Hans (Psikolog Konseling)
[Jika suatu saat aku memposting ini, apakah boleh Nadira?]
Aku terdiam. Teringat saat itu, aku memberikan Hans cookies buatanku, ternyata dia menyimpan foto nya. Aku tersenyum, merasa sedikit di hargai dan di lihat.
Nadira
[iya, boleh.]
Hans (Psikolog Konseling)
[Apakah kamu belum mengantuk?]
Nadira
[Belum, Kenapa?]
Hans (Psikolog Konseling)
[Tidak ada, Hanya ingin bertanya, apakah aku boleh menelponmu?🤓]
Tidak ada balasan untuk beberapa saat, Aku menggigit bibirku, berpikir. Ragu.
[Boleh, Sebentar saja.]
Ponselku berbunyi, Menunjukkan ada sebuah panggilan masuk, tanpa ragu aku menjawab panggilan itu.
"Hai," Suara itu terdengar berat namun lembut, seperti biasa."Sedang apa?"
Aku berdiri dari dudukku, berjalan menuju pintu yang mengarah ke balkon kamar, aku tidak tau kenapa. Tapi berbicara dengan Hans melalui telepon akan lebih terasa tenang jika aku berdiri di luar. Memandangi taman yang gelap dan membiarkan angin malam menerpa tubuhku.

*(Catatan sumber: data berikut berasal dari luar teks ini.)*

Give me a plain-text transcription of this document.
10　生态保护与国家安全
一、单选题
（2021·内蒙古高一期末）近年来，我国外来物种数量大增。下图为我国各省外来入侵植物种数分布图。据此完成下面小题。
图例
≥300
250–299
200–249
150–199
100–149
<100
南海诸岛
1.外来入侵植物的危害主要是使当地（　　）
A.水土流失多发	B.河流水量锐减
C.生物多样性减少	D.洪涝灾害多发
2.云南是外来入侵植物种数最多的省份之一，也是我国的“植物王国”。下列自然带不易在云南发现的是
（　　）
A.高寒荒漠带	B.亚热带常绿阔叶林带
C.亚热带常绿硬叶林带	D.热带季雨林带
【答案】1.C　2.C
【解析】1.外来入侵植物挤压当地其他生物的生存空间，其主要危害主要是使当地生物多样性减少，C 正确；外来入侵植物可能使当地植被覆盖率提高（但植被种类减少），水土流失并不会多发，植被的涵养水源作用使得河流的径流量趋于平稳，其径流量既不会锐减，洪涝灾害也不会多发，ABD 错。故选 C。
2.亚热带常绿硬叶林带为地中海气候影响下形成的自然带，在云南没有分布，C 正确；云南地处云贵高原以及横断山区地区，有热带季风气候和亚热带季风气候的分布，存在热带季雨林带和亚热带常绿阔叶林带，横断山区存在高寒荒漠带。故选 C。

"Tidak ada, hanya menunggu Dewa." Jawabku jujur.
Hening menyusul. Hanya suara napas Hans yang sesekali terdengar samar di seberang. Lalu terdengar batuk kecil darinya, seperti ragu ingin melanjutkan.
“Apakah dia akan pulang?” tanyanya akhirnya, suara penuh kehati-hatian.
Aku menunduk, memandangi lantai balkon yang dingin di bawah kakiku. Pertanyaan itu selalu terasa menyakitkan, sebab jawabannya pun tak pernah pasti. Setiap kali aku memutuskan untuk menunggu, selalu ada bagian dari diriku yang terluka.
“Entahlah… mungkin iya… atau mungkin tidak.” jawabku pelan, mencoba tersenyum meski tidak ada yang bisa melihatnya.
Hans tak langsung menanggapi. Tapi keheningan darinya terasa seperti sebuah pengertian. Penghiburan diam-diam yang tidak memaksa apa pun dariku.
Aku menyandarkan tubuhku pada dinding, menatap langit yang kelam tanpa bintang. Malam ini terasa panjang. Dan hampa.
Lalu, suara Hans kembali terdengar, lebih lembut dari sebelumnya.
“Terima kasih sudah mengangkat teleponku malam ini.”
Aku mengerjapkan mata, lalu berkata jujur, “Aku yang seharusnya berterima kasih. Setidaknya malam ini… aku tidak merasa sendirian.”
Sejenak kami hanya diam, tapi tidak canggung. Diam yang terasa hangat. Diam yang tidak menghakimi.
Namun tetap saja, ada sesuatu dalam diriku yang mengusik ketenangan itu.
Sebuah kegelisahan yang datang tiba-tiba. Aku menggigit bibir bawahku.
“Hans…” panggilku pelan.
“Ya?”
“Menurutmu… apakah ini salah?” tanyaku akhirnya. Suaraku nyaris hilang di tengah hembusan angin.
Hans terdiam. Lalu menjawab dengan nada yang tidak menggurui, hanya mencoba memahami.
“Salah… jika kamu berharap lebih dariku, mungkin iya. Tapi kalau kamu hanya butuh seseorang untuk mendengarkan, maka tidak. Aku tidak keberatan menjadi itu untukmu.”
Aku menutup mata sejenak, membiarkan kalimatnya menyelinap ke dalam pikiranku.
Dan di saat yang bersamaan, hatiku pun kembali menekan luka yang tak sempat sembuh.
Karena di satu sisi aku merasa dilupakan,
tapi di sisi lain aku takut merasa diperhatikan oleh orang yang bukan suamiku.